Not sure about the rest of you, but art always seems to be last on our list of things we “need” to buy. My husband (also a graphic designer) and I are always admiring pieces of artwork  but still consider it an impractical use of our money when we have “real” needs like new windows and doors or a new furnace etc.. Finally, we decided to take things into our own hands. We said, “We’re creative folk, why can’t we do something for ourselves?” And thus started  a few months of mulling exactly what to do. Some of the pieces we had been admiring of late were partly because of the style of finishing they had. I did some research and found it was called “Epoxy Resin Coating.” After some further research and quotes we settled on a place called Lumigloss. They were very friendly, knew their stuff and delivered  a great product.

Epoxy Resin is a hand-poured clear mixture that is poured right over your artwork. It dries to a hard, glossy finish. You can have the edges of your artwork scraped clean or have the resin drip over the edges. The size and thickness of frame is up to you. The colour on the side of the frame can either be natural, white or black. We chose to give Lumigloss a tin of white stain and use that instead.

KIT_ART4 KIT_ART2KIT_ART3


How long does it take to make this project?
2–4 hours

How much did it cost me?
$400.00 (Ours was a custom size (24″ x 42″ x 2″ deep.
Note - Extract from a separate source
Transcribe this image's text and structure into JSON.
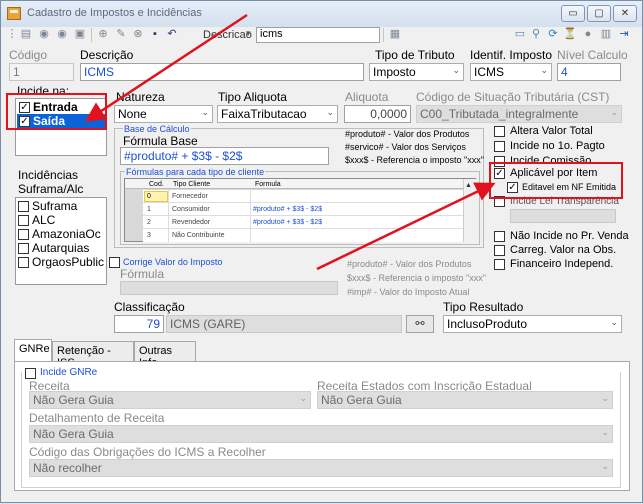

If we had kept it at 24″ x 36″ x 1.5″ deep it would have been quite a bit cheaper, $50/sq foot)

What do you need?
Image or design saved as a high resolution jpg.

Instructions
I recommend going to Lumigloss to view the different finishings, choose your edge colour, resin edge style etc.. We chose a deeper frame as it felt more custom and less “off the shelf.” I would also recommend a swatch test, so there are no surprises on the final delivered piece. Their printer and yours may not print the same colour values. For our finished product, we supplied white stain, rather than using flat white. We also chose the “drip over the edge” method.